NS News & Views

By Clive Norman
List all 37 articles

Using PowerShell to check all pages in a website

| Tags: PowerShell Website Script SysAdmin DevOps

Recently St Mary’s Shaftesbury had a new website built (I would like to register, that whilst I was actively involved in the project management, I did not design this website).

In truth this has been a pretty enormous, and sometimes quite arduous task, which I shan’t digress into with this blog post.  However, part of the process was transferring content from the previous website to the new one, in a systematic and controlled manner.

For the best part this worked very well, but it was soon discovered that there were some “odd” pieces of code appearing on certain pages; even more confusing, this code only appeared on certain computers.

The bottom line was, that as part of the process to transfer content, the dreaded “copy and paste” had been used without sanitising the text (e.g. removing hidden formatting etc).  Even stranger, this code only manifest itself when using ie8 – other browsers were happy to ignore it; hence the claim that it was only displaying on some computers.

So, the mystery of the rogue code resolved, the next task was to establish how to check every page on the website, using the appropriate browser.  Yes, we could sit a bored techie down to go through every page, or we could try and be clever with some PowerShell scripting.

A bit of Googling later, the below script was written.  It was actually a relatively simple process, for what is now a very effective tool.  In short, I knew that we had a sitemap (well, of sorts – unfortunately it wasn’t a traditional sitemap.xml, which would have made life a lot easier!) – but it was at least a sitemap.

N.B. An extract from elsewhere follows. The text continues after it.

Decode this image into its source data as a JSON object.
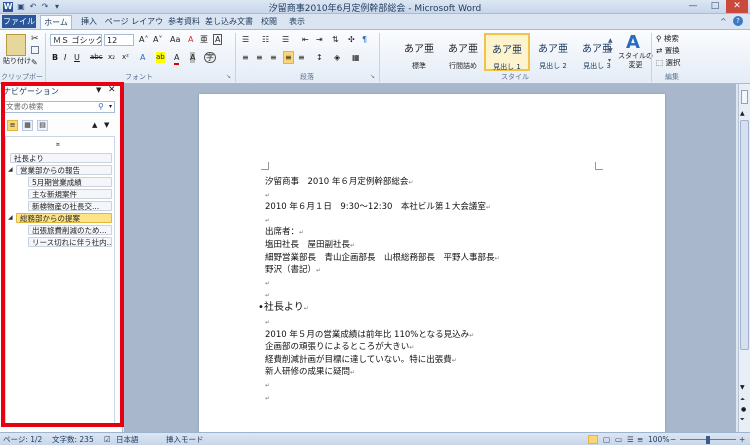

Using the PowerShell 3 Invoke-WebRequest method to get the sitemap, the script then grabs appropriate href links from elements belonging to those meeting a specific css class (in this instance “rmLink”).  This is now technically a list of all pages in the website.

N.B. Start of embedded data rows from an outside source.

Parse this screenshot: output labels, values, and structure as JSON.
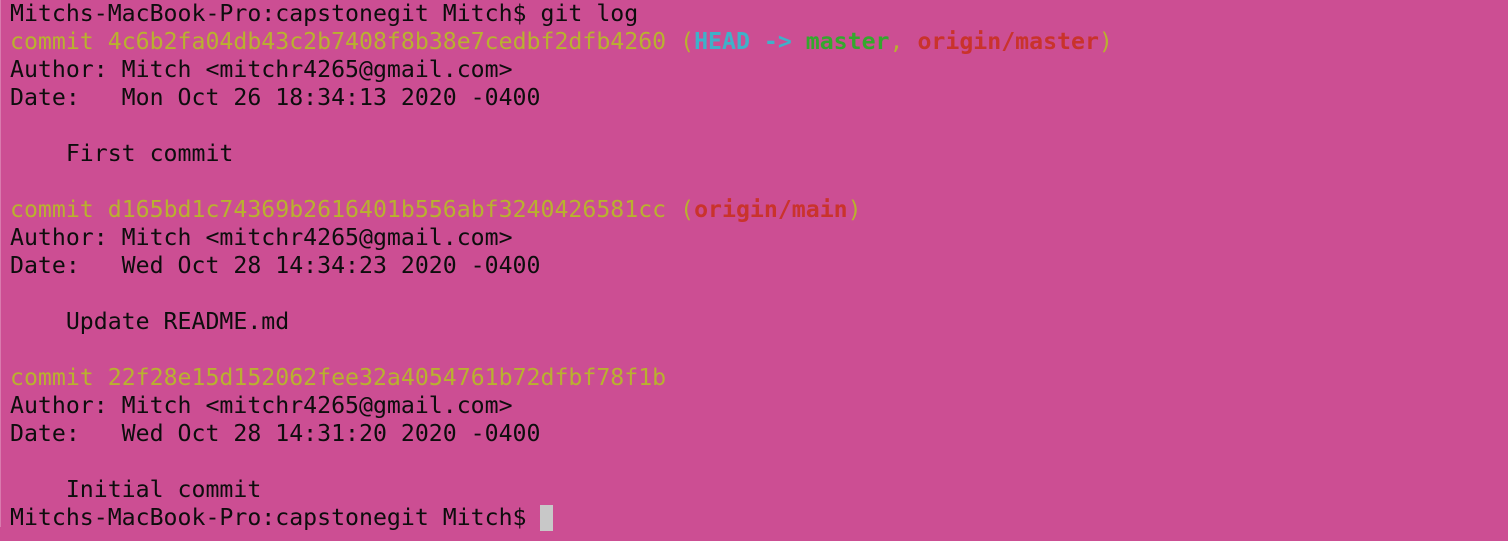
{
  "terminal": {
    "background_color": "#cc4e93",
    "prompt": "Mitchs-MacBook-Pro:capstonegit Mitch$ ",
    "command": "git log",
    "commits": [
      {
        "keyword": "commit ",
        "hash": "4c6b2fa04db43c2b7408f8b38e7cedbf2dfb4260",
        "refs": {
          "open": " (",
          "head": "HEAD -> ",
          "branch": "master",
          "sep": ", ",
          "remote": "origin/master",
          "close": ")"
        },
        "author": "Author: Mitch <mitchr4265@gmail.com>",
        "date": "Date:   Mon Oct 26 18:34:13 2020 -0400",
        "message": "    First commit"
      },
      {
        "keyword": "commit ",
        "hash": "d165bd1c74369b2616401b556abf3240426581cc",
        "refs": {
          "open": " (",
          "remote": "origin/main",
          "close": ")"
        },
        "author": "Author: Mitch <mitchr4265@gmail.com>",
        "date": "Date:   Wed Oct 28 14:34:23 2020 -0400",
        "message": "    Update README.md"
      },
      {
        "keyword": "commit ",
        "hash": "22f28e15d152062fee32a4054761b72dfbf78f1b",
        "author": "Author: Mitch <mitchr4265@gmail.com>",
        "date": "Date:   Wed Oct 28 14:31:20 2020 -0400",
        "message": "    Initial commit"
      }
    ],
    "final_prompt": "Mitchs-MacBook-Pro:capstonegit Mitch$ ",
    "colors": {
      "text": "#0d0d0d",
      "commit_hash": "#b9b12f",
      "head_ref": "#3fb1c9",
      "local_branch": "#34a82d",
      "remote_branch": "#c9332c",
      "cursor": "#c8c8c8"
    }
  }
}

All that is now left to do, is to enumerate through each webpage (searching the html) looking for the “suspect” code, and to display the page url if and when found!

Clear-Host
$hsg = Invoke-WebRequest -Uri http://www.stmarys.eu/sitemap.aspx
$links = $hsg.Links | Where class -eq 'rmLink' | select  href
$linksWithDomain =  $links | Foreach-Object{"http://www.stmarys.eu/" +  $_.href}
$linksWithDomain | foreach{
    $webClient = new-object System.Net.WebClient
    $webClient.Headers.Add("user-agent", "PowerShell Script")
       $output = ""
       $output = $webClient.DownloadString($_.toString())
       if ($output -like "*supportLists*") {
          "Dodgy Code On Page " + ($_.tostring())
       }
 }

We did indeed locate three pages, that had this rogue code present (so it was worth the investment in time creating the script).  We also now have a pretty neat tool for checking webpages in the future!